Giardino

Narratives from the Garden

To understand a garden is to understand hope.

Every petal, every vine,

A piece of earth, a twist of time.

A riot of life, fierce and free,

Stretching far beyond what eyes can see.



Quiet messages from the Spring garden stir me with passions pushed aside from the slumber of Winter. 

A single orchid is brought into the studio to cheer me as another cold, windy day fills the calendar.

This white, pristine, sensual muse reminded me that the planet's cycle will once again demand my attention.

Sunshine-filled memories poignantly fill My Dreams so I can navigate grey days. 

Confidence builds as colors begin to sing out from the tips of branches. 

Hope is revived as I know Wisteria will drape, and soon, the garden will release Unbound for another season of grandeur.

-MONICA LEE RICH

"… we love the flowers, the grass, and the waters, and the sky. In the motion of the very leaves of spring, in the blue air, there is then found a secret correspondence with our heart." 

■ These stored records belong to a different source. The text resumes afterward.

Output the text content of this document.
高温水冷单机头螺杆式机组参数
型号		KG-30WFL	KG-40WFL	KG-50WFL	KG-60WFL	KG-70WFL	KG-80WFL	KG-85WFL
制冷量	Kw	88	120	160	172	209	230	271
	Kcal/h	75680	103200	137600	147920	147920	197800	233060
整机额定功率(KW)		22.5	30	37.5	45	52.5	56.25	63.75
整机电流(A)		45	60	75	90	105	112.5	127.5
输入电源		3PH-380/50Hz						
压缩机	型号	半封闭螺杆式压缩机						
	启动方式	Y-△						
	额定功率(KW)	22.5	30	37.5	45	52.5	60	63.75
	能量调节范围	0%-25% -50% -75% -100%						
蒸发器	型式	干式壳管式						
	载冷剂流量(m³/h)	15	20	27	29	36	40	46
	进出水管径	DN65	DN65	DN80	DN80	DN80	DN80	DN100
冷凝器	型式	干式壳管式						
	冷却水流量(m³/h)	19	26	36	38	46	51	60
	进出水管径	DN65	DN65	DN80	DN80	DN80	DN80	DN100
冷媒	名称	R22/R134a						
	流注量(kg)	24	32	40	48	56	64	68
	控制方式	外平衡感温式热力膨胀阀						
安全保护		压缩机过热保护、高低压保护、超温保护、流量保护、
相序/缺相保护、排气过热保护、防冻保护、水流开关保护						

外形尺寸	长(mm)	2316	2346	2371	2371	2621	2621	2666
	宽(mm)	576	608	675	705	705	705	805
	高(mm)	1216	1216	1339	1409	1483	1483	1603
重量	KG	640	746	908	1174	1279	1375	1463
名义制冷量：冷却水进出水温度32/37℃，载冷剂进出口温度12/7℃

-       Percy Bysshe Shelley, On Love

Along with arranging the furniture, unpacking boxes, building tables and setting up the studios, there was the garden. Mud and construction eventually yielded to crisp, Spring days wandering the nurseries.  In twos and threes, in bunches and by the truckful, we slowly brought home a cast of characters. Magnolia Ann for Mother's Day, Japanese Maple for Father's Day, grasses, and Anemones for Monica's birthday.  We dug holes for trees because, as Mary Oliver once said, "All good ideas begin with the trees."  A weeping willow for Monet sits behind the studio and a soft, white pine joins its native cousins surrounding the yard.  Inside, we stretch canvas and stir color, we make dinners and hang pictures, and we look at garden catalogs on cold winter nights.  In the paintings, moments from the outside are brought in, images and colors are cultivated on the garden plots of canvas and paper. Spring comes early in the studio, imagining the blooms to come, while outside, the bulbs planted as an act of faith in the Fall, are just sending up their new, green shoots.